Anarex is used to treat a variety of conditions including headaches, joint pain and fever, and contains active ingredients orphenadrine citrate and paracetamol.

Reported side effects of orphenadrine include dizziness, restlessness, blurred vision and slight euphoria, and those who experience these side effects are advised not to drive or operate machinery.

Less than an hour later, at about 3.50pm, Tan drove his cab along Sungei Kadut Avenue towards Sungei Kadut Drive.

He came to a hump along a stretch of road that has several indications for motorists to reduce their speed, including signs alerting them to the strips and hump ahead.

Tan did not slow down as he approached a bend after the hump, going quicker than the speed limit of 60kmh, and lost control of his taxi.

He swerved left, then sharply to the right, and the cab mounted the centre divider and crossed over into the other side, crashing into a motorcycle and lorry travelling in the opposite direction.

MOTORCYCLIST PINNED UNDER LORRY

The motorcyclist Chong Ah Hee was riding slightly in front of lorry driver Tawrad Sharafod Ali, 28.

On impact, Mr Chong was flung upwards and onto the front of the lorry, which veered left as the motorcyclist landed on the pavement. The lorry mounted the pavement, pinning the motorcyclist underneath.

Mr Chong was pronounced dead at the scene after suffering multiple injuries. 

The lorry driver suffered a bruise to his knee and a strained back, while Tan had a minor head injury and abrasions on his hands.

A doctor who examined Tan said he did not find any signs that Tan had blacked out before the crash, said Deputy Public Prosecutor Tan Yen Seow.

DRUGS FROM MEDICATION FOUND IN TAN'S BLOOD

A toxicology report found several drugs in Tan's bloodstream due to the medication he had taken before the incident.

These include codeine, a cough suppressant that causes drowsiness, confusion and double vision as possible side effects, and dihyrocodeine, which may cause sleepiness and impair a person's cognitive functions.

The drugs found in his blood are also commonly reported to produce side effects such as a fast heart rate, dizziness, and blurred vision.

Those who suffer such side effects are not recommended to drive or operate machinery.

The prosecutor pushed for at least 11 months' jail, saying that Tan "had no business behind the wheel in his drug-intoxicated state".

"He should not have run the risk of endangering the lives of other road users," said the prosecutor, adding that it was "wholly fortuitous" that more people were not injured as the taxi spun out of control.

"The accused was driving in a highly dangerous and rash manner. He was a clear road hazard as he maintained his high speed of at least 60kmh at a bend, despite having gone through a hump and speed regulating strips," said the prosecutor.
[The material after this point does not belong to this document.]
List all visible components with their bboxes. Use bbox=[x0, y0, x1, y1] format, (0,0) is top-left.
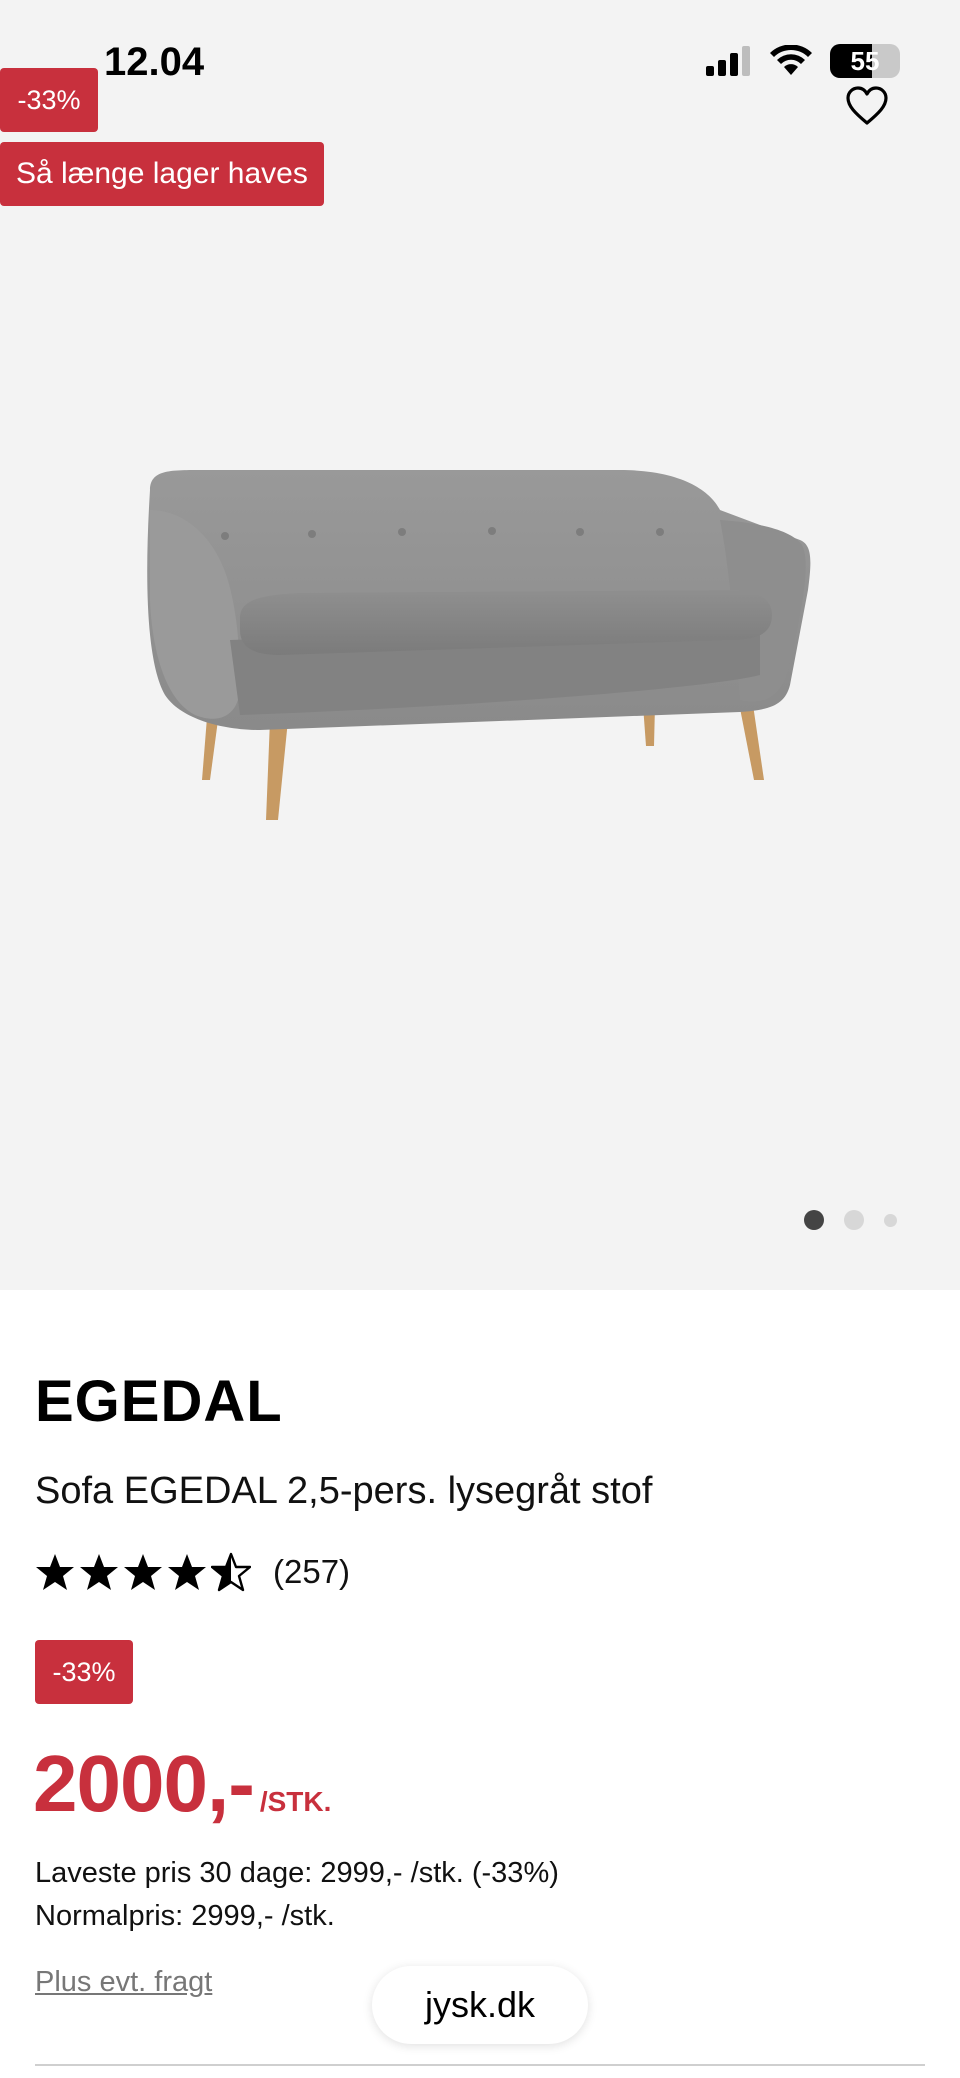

He added that some of the drugs found in Tan's blood were active ingredients in prescription-only medicines.

Such medication can be sold only by a registered medical practitioner, but Tan had taken his girlfriend's pills without a doctor's prescription, said the prosecutor.

Driving while under the influence of drugs is a criminal offence. Tan had chosen to drive in an intoxicated state in what the prosecution described as "an act of complete selfish disregard for the safety of other fellow road users".

Tan will return to court for sentencing on Dec 27.